BBC, February 27, 2015 (H/T Talking Points Memo):

Mukesh Singh, the bus driver who admitted driving the bus during the incident, but denied taking part in the attack, was one of five men convicted of Jyoti’s rape and murder and sentenced to death by hanging.

 

. . .

 

Speaking about the appalling attack, which he refers to as “an accident”, Mukesh Singh suggested the rape and beatings were to teach Jyoti and her friend a lesson that they should not have been out late at night. And he criticised Jyoti for having fought back against her attackers saying: “When being raped, she shouldn’t fight back. She should just be silent and allow the rape. Then they’d have dropped her off after ‘doing her’, and only hit the boy.”

 

He said that executing him and the other convicted rapists/murderers will endanger future rape victims: “The death penalty will make things even more dangerous for girls. Now when they rape, they won’t leave the girl like we did. They will kill her. Before, they would rape and say, ‘Leave her, she won’t tell anyone.’ Now when they rape, especially the criminal types, they will just kill the girl. Death.”
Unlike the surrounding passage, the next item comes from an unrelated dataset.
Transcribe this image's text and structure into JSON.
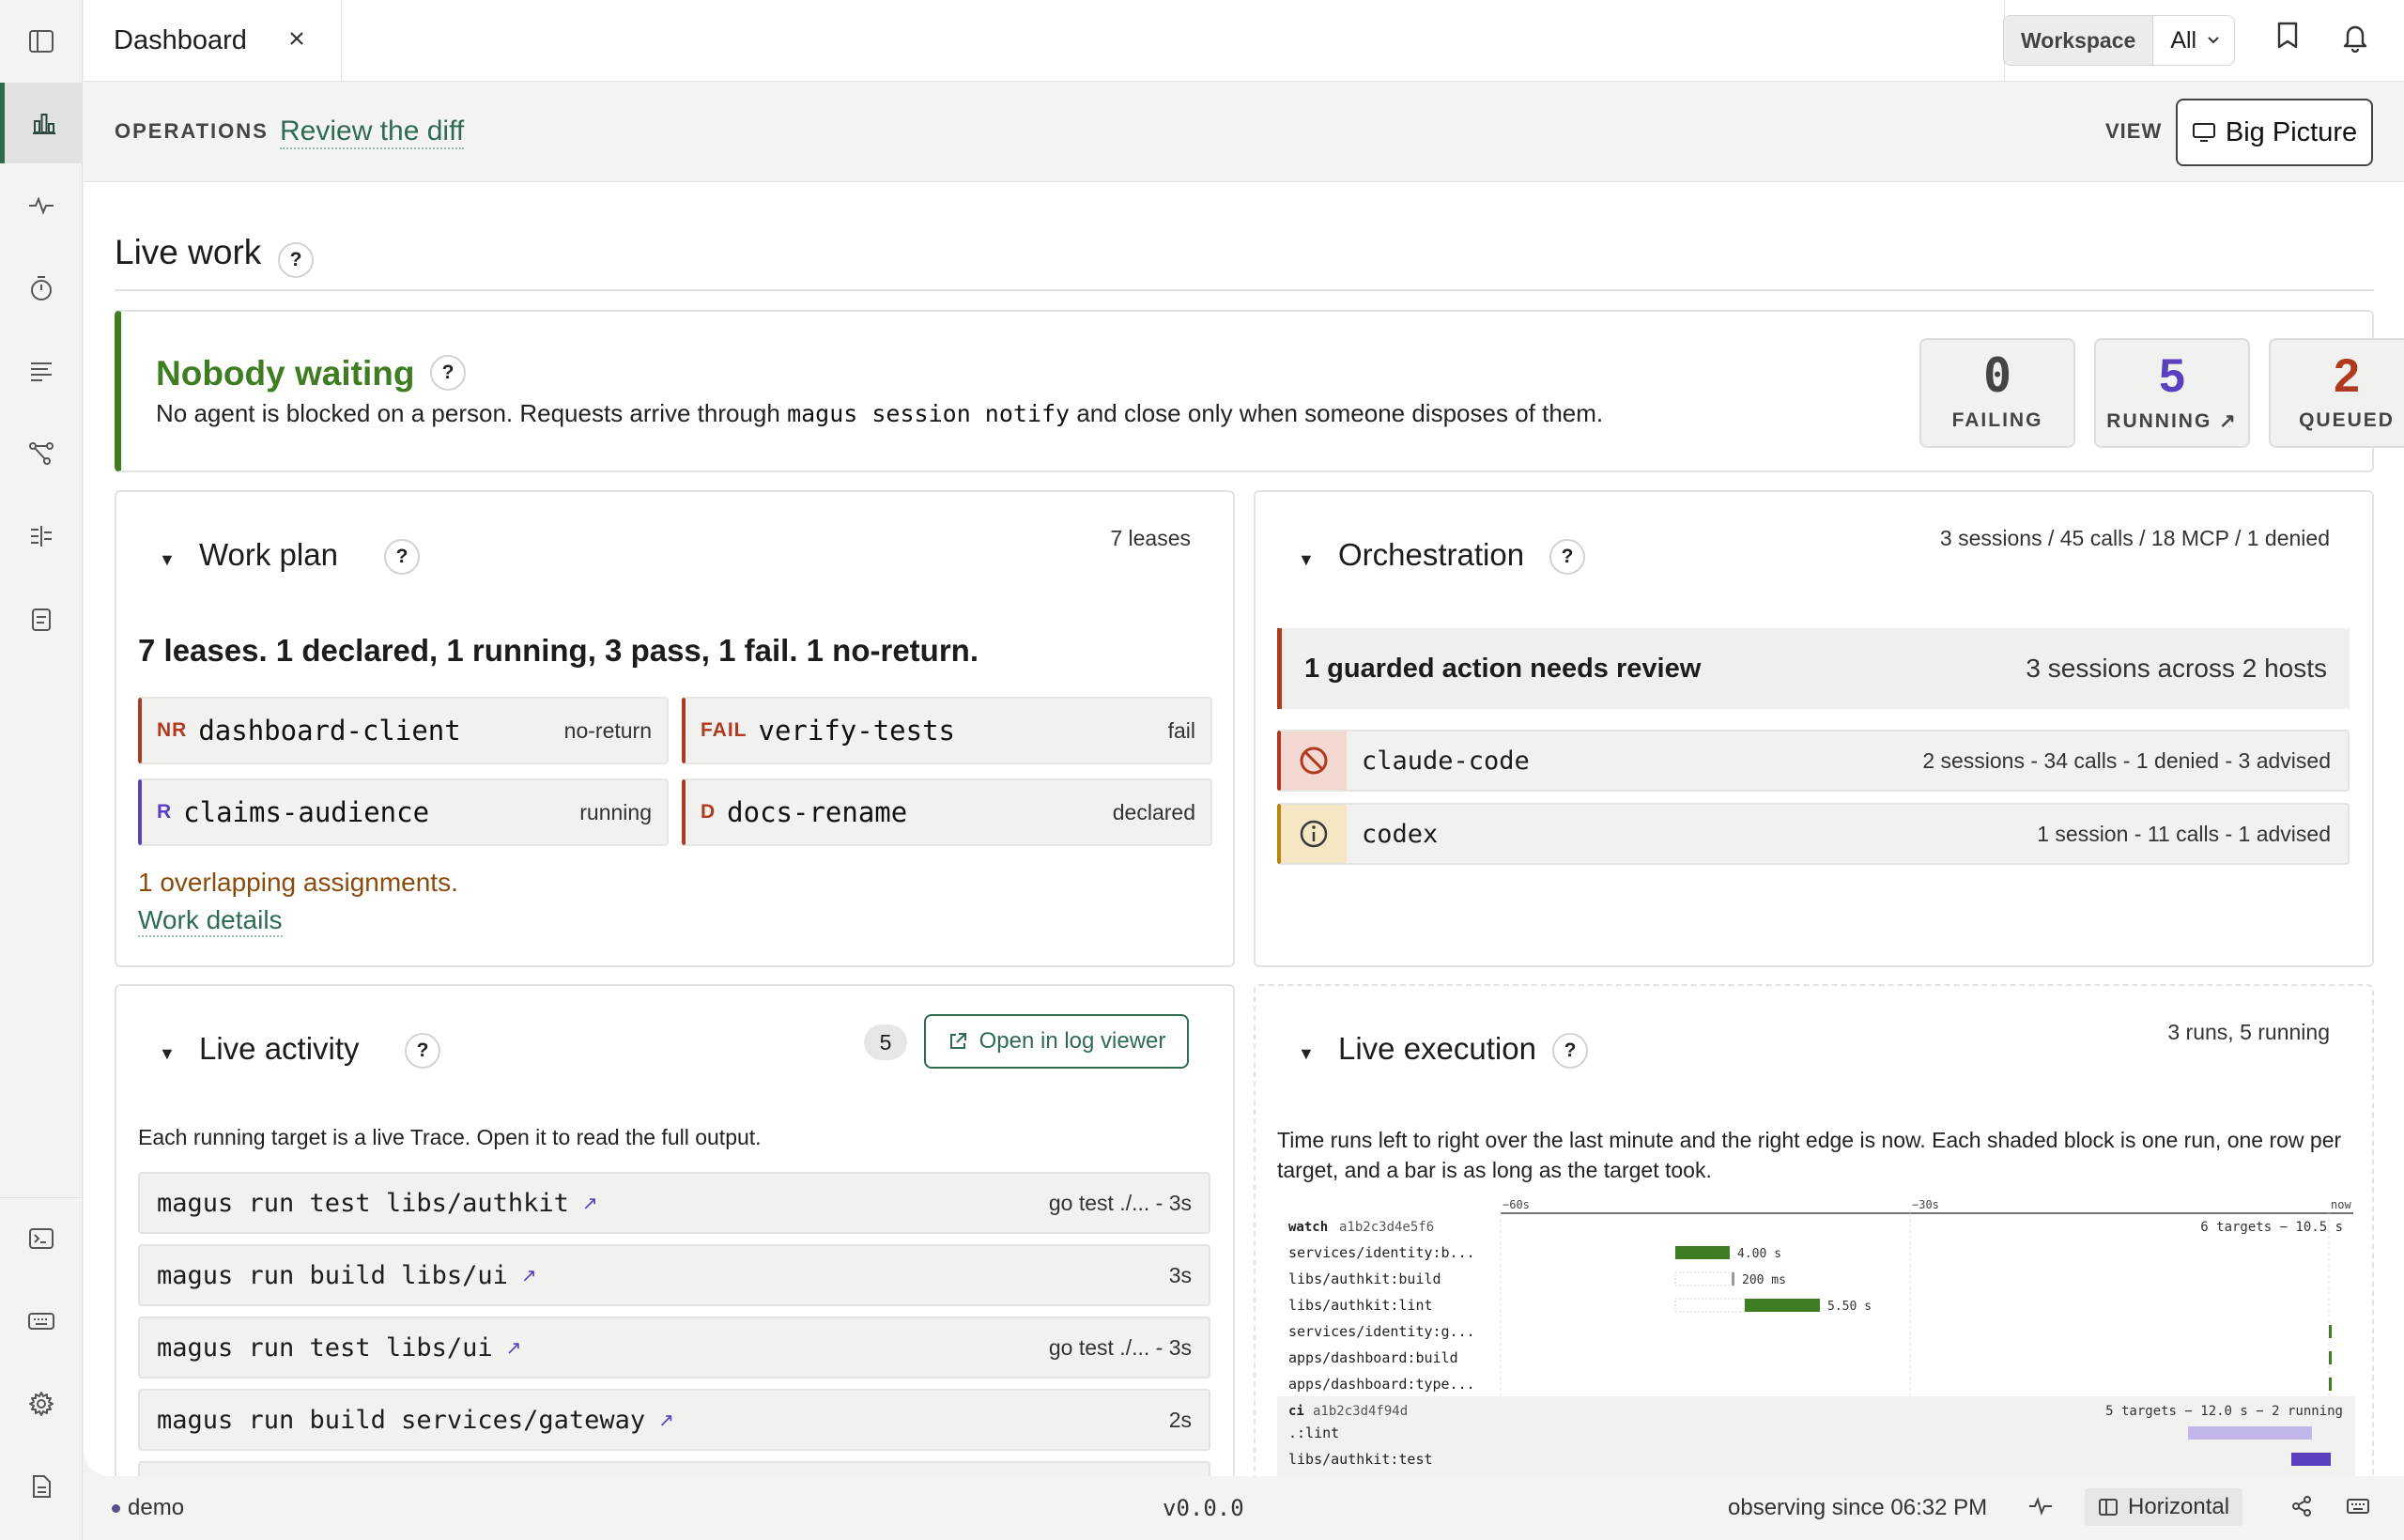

To me, that’s not the disgusting part. It should be, but I am hardened to sociopathic violent thugs blaming others for their crimes. So I am not disgusted.

What does disgust me? This, from this Indian death row inmate’s attorney:

In a previous televised interview, lawyer AP Singh said: “If my daughter or sister engaged in pre-marital activities and disgraced herself and allowed herself to lose face and character by doing such things, I would most certainly take this sort of sister or daughter to my farmhouse, and in front of my entire family, I would put petrol on her and set her alight.” And he confirms to Udwin in the documentary that his stance remains the same: “This is my stand. I still today stand on that reply.”

I don’t know what offends me more: that an attorney would so depravedly risk his death row client’s case by endorsing his client’s capital offense, or that an attorney would so brag that he would defy Indian law and commit homicide by burning his sister to death. In Maryland, you can face attorney discipline merely for calling your client vulgar insults, but I guess in India bragging about one’s intent to burn a female relative to death during a death row appeal is not a professional responsibility concern.